Let’s try an example:

  1. Project A and Project B both use the External Item C.
  2. At the beginning, all 3 files are at version 1.
  3. Now let us update A, along with making changes to C. So A and C get to be version 2.
  4. This affects B as well, of course, and B might not compile any more because of the changes to C. This is just the normal way with External Items (and, after all you wanted to use them, that’s why we discuss it here).
  5. Since we’re finished with Project A, we now commit it to the repository (meaning items A and C are written to A’s vault folder and then both are written to the repository’s database)
  6. Now we want to work on Project B. Due to the changes to C, we assume in this example that we cannot build this project any more. So we decide to get back the version of C that we used before the changes. To do this, we check out the Project A(getting its set of files from the repository into B’s vault folder and then use the rbvexim tool to recreate that version’s files A and C).
  7. At this point, Project B can be built like before (without the changes made to C for Project A), but we must not build Project A any more at this point because it would mean that it would be using the older version of the C file now.
  8. So, unless you update both Projects A and B to work with the latest version of C, one must be careful to check out its version (including its version of C) before working on either project.

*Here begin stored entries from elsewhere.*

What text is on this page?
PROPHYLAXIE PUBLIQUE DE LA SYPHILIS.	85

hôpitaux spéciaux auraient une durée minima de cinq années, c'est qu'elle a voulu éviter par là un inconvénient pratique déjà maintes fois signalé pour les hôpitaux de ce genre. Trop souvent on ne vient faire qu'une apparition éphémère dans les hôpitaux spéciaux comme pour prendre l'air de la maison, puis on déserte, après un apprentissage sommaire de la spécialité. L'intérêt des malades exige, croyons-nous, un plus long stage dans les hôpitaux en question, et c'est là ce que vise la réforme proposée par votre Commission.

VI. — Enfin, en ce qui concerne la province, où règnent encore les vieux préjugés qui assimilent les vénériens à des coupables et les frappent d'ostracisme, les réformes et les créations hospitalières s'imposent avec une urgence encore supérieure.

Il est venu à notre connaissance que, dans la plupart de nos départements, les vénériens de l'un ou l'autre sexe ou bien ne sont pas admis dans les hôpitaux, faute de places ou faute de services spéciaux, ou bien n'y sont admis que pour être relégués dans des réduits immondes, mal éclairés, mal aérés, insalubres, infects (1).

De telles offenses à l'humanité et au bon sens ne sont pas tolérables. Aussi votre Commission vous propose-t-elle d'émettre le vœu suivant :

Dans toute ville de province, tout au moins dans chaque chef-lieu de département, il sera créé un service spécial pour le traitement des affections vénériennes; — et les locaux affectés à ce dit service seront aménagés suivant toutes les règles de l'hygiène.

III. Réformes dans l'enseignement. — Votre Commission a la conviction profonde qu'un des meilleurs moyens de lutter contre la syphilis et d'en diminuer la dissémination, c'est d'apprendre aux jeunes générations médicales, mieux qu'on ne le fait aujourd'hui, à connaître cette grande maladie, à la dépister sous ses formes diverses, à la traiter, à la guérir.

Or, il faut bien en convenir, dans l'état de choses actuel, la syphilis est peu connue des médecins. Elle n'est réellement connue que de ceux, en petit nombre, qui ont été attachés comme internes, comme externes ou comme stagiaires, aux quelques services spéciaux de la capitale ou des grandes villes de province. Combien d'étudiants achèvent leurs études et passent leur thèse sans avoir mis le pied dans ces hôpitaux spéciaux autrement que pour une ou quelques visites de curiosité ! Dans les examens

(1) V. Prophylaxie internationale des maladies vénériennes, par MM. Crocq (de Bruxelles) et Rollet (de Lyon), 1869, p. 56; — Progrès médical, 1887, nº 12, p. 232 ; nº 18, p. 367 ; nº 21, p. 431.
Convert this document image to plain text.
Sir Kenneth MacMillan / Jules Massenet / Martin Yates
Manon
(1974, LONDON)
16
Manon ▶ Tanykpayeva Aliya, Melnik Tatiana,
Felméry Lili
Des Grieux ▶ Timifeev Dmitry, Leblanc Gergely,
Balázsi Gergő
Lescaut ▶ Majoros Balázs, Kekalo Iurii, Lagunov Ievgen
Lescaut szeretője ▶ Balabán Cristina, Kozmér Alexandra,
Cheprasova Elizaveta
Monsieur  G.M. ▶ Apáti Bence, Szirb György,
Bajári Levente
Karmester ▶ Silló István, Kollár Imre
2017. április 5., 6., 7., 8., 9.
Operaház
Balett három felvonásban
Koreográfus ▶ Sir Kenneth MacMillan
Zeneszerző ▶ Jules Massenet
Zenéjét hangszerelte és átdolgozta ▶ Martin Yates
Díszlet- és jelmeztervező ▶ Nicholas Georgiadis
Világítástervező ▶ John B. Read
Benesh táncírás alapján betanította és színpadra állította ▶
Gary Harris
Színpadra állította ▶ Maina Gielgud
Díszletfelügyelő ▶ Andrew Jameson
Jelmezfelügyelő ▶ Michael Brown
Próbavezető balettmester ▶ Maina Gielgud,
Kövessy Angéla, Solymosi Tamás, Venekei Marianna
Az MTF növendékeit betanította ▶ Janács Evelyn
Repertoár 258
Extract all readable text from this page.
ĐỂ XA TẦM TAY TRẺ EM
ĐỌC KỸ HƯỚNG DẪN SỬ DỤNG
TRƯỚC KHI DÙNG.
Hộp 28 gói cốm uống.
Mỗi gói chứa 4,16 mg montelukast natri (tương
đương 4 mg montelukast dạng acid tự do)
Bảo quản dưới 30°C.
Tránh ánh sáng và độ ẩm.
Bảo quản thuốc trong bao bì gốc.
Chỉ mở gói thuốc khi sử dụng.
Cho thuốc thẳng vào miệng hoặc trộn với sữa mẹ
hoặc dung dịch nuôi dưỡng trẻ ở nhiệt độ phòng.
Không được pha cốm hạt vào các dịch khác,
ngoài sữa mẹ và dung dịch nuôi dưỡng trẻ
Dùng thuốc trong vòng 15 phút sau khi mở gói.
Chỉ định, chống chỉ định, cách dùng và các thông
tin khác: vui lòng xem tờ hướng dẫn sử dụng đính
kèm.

Does that all make sense? Do you think this can be a predictable way of working with External Items in order to have shared code between several projects?

Concerns

While the previous sounds like a good idea, it causes new complications in handling:

Imagine you have a project with external items stored in the repository and want to check out these files on a computer where these have not been stored before.

Checking out the files to the vault is no problem. But then the rbvexim tool should be able to recreate the .rbp and the external file(s) from it, right? But what if the external was originally stored in a totally different place, i.e. not next to the main prj file or in a subfolder of it, but on an outer level? How should rbvexim decide where to place the file, especially in cases where the relative path can not be recreated because this system has a totally different directory layout? Well, it would have to be told by the user where to place these externals.

But if the user chooses to store it in a different relative place than where it was in the original installation, then it means that the location of externals is not any more a property of the project file (as it usually is) but of the local system’s user. Meaning that rbvexim now has to start managing external items on each system?

A work-around would be to require that external items may not be in outer folders (relative to the location of the .rbp file) but only in folders and subfolders of the .rbp file. But that would be limiting.